Stadtplanung Hamburg

Politik und Tourismusexperten pro Telemichel

Foto: Rauhe

Tourismus-Chef: "Von einer Neueröffnung der Gastronomie und der Aussichtsplattform würde die Hansestadt sicherlich profitieren."

Hamburg. Die Hamburger lieben ihren Fernsehturm, das zeigen auch die Reaktionen aus Politik und Tourismus auf den Abendblatt-Bericht über eine mögliche Wiederbelebung des Wahrzeichens: "Ein Fernsehturm ist immer eine Touristenattraktion.
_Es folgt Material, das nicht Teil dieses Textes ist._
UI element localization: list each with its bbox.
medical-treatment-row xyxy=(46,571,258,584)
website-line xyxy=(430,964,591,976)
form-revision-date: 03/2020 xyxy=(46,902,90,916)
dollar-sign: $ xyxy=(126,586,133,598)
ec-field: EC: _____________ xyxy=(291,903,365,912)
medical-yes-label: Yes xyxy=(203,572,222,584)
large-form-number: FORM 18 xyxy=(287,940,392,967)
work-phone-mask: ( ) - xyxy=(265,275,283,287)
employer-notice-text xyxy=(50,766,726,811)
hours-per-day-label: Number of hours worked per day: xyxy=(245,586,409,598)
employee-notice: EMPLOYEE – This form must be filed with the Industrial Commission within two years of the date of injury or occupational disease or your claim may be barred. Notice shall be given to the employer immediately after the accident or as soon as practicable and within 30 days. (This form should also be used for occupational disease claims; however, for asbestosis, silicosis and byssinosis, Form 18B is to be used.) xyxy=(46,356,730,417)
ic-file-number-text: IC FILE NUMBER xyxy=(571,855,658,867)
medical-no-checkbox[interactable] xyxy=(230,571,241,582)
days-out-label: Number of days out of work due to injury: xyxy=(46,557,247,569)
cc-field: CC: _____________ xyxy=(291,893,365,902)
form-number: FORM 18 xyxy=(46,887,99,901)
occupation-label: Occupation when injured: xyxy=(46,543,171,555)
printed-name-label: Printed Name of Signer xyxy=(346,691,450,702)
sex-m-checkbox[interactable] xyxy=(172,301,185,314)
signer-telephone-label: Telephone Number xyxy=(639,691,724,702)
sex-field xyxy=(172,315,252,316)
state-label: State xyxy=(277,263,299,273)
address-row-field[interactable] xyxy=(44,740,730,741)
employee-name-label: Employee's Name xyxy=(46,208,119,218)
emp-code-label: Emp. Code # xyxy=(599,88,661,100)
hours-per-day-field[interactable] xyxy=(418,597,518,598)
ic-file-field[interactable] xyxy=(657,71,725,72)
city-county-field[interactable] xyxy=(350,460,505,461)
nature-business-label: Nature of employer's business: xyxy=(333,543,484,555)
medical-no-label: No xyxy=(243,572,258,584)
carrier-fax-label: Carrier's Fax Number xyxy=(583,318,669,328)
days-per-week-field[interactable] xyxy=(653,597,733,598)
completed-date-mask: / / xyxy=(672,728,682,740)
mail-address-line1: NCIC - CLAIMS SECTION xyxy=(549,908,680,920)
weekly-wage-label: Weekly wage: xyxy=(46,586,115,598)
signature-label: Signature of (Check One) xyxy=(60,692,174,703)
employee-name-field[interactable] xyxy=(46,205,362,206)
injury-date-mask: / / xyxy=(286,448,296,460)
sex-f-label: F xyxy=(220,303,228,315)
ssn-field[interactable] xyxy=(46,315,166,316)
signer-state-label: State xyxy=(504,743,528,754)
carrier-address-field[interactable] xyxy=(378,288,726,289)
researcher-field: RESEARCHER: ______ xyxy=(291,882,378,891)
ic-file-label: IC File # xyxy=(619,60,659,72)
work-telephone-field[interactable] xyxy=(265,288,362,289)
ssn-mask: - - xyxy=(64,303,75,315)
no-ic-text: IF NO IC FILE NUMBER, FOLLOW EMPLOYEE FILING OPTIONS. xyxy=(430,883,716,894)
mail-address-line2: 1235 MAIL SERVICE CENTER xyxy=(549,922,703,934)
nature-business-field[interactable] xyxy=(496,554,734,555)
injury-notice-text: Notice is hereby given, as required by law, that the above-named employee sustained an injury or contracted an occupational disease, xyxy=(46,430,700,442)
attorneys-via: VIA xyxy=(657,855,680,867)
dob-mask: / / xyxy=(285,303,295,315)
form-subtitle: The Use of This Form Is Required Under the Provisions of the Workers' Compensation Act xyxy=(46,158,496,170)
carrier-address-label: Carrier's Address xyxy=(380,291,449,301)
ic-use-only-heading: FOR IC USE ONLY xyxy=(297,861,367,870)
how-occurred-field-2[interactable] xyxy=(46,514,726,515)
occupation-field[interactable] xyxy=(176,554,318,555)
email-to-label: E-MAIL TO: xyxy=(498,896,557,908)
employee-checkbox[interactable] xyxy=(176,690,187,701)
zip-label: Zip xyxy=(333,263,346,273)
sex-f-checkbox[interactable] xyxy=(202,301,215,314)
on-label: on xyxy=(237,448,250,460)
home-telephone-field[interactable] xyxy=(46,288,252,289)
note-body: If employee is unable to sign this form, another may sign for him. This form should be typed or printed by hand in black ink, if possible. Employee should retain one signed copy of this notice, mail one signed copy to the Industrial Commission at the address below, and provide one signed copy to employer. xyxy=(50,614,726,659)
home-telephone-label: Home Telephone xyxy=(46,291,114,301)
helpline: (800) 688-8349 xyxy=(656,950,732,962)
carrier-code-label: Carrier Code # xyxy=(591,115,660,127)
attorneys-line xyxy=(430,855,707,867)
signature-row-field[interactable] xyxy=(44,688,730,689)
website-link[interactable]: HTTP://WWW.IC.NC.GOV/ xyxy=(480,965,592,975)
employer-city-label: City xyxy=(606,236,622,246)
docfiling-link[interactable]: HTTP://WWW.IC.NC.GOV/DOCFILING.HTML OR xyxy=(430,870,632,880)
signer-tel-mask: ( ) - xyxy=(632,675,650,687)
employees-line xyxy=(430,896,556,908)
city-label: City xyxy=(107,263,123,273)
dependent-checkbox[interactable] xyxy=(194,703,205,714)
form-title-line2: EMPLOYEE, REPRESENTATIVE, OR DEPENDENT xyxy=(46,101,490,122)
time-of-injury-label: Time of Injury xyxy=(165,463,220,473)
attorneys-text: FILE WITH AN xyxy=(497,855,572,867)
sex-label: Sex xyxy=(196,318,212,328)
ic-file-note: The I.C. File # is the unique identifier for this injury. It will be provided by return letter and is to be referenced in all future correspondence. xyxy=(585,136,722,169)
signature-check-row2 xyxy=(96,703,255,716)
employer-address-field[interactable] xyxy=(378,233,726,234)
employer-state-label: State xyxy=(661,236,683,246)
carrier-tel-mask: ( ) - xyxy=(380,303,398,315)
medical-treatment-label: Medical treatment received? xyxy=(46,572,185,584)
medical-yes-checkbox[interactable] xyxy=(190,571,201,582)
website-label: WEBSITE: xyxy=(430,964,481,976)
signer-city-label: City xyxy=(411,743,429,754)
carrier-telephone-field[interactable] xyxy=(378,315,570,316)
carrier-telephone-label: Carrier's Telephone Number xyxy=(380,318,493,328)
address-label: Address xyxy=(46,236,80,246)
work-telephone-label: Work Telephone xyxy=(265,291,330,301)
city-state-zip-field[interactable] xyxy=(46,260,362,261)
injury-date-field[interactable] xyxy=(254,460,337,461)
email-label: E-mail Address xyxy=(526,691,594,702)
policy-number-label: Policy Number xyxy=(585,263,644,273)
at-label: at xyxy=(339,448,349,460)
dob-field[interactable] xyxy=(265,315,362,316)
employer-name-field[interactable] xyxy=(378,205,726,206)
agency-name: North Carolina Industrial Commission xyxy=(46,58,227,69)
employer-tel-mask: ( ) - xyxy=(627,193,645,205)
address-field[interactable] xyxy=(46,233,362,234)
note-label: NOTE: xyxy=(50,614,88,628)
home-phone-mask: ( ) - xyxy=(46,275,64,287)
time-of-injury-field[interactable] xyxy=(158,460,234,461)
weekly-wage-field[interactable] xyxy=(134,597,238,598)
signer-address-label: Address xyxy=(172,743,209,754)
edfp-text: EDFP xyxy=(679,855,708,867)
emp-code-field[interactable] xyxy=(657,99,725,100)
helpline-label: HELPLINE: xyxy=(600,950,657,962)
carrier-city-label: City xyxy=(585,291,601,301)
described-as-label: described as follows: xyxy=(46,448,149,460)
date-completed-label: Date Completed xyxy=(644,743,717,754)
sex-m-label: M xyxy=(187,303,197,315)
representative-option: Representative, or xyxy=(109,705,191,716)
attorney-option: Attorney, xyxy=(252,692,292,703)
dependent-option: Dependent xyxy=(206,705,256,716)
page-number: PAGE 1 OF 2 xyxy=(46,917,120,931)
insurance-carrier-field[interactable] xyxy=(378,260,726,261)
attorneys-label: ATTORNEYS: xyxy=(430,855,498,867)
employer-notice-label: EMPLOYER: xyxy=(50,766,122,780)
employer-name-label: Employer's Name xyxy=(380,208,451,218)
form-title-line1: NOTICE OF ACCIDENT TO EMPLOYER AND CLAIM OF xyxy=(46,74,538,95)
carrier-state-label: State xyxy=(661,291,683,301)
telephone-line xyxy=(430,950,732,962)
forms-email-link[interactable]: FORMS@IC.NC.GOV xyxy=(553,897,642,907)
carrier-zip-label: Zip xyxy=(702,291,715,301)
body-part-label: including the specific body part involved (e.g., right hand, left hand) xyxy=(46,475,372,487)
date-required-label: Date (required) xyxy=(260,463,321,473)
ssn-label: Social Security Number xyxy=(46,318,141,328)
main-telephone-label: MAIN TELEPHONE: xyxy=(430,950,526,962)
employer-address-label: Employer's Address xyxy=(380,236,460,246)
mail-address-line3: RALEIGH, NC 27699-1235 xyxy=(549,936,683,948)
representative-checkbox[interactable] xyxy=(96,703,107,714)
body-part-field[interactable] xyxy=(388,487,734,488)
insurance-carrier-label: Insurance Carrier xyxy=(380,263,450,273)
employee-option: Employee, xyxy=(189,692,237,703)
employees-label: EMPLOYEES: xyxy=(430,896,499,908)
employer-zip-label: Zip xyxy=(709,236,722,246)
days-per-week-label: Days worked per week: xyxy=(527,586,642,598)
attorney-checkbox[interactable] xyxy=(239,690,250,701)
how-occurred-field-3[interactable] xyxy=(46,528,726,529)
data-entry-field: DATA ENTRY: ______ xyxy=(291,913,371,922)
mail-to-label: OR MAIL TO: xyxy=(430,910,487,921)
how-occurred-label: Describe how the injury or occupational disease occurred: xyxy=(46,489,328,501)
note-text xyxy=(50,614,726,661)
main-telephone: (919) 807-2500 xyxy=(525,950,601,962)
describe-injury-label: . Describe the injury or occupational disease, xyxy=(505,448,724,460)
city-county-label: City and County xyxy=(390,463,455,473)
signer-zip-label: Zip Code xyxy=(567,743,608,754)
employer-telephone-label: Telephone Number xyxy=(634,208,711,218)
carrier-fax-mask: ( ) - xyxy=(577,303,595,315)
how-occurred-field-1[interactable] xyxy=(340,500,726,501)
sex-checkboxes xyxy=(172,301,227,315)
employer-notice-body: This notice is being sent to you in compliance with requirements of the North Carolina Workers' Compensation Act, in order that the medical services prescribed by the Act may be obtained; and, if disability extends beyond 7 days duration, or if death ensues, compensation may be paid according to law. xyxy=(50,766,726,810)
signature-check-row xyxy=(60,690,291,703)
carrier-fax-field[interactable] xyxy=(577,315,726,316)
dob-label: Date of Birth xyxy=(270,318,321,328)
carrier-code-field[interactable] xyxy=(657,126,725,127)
Von einer Neueröffnung der Gastronomie und der Aussichtsplattform würde die Hansestadt sicherlich profitieren", sagt Hamburg-Tourismus-Chef Dietrich von Albedyll.

Wie berichtet, ist die Deutsche Funkturm GmbH (DFMG) als Betreiberin des 278,50 Meter hohen Bauwerks gegenüber Investoren aufgeschlossen. Allerdings sind rund zehn Millionen Euro notwendig, um auf dem Turm wieder eine Gastronomie und Aussichtsplattform eröffnen zu können. Diese sind seit mehr als neun Jahren geschlossen. Von der Idee, den Hamburgern den Telemichel "zurückzugeben", ist auch SPD-Fraktionschef Michael Neumann angetan: "Jetzt heißt es Gas geben, damit dieses Wahrzeichen möglichst schnell wieder Besuchern offensteht." CDU-Tourismusexperte Andreas Wankum sagt: "Der Fernsehturm müsste zu einer Art Erlebniscenter umgebaut werden.

Die Location ist einmalig. Hier sind nun pfiffige Konzeptentwickler gefragt." Zustimmung kommt auch von Thomas Magold, Vorsitzender des Tourismusverbandes Hamburg: "Eine Wiederbelebung des Fernsehturms ist längst überfällig. Nun sind Investoren gefragt, die ein Erfolg versprechendes Konzept haben." Positive Signale kommen auch aus der Behörde für Kultur, Sport und Medien: "Natürlich wäre es eine Bereicherung für die Stadt, wenn der Telemichel wieder für alle Hamburger und ihre Gäste zugänglich wäre", sagt Sprecherin Susanne Frischling.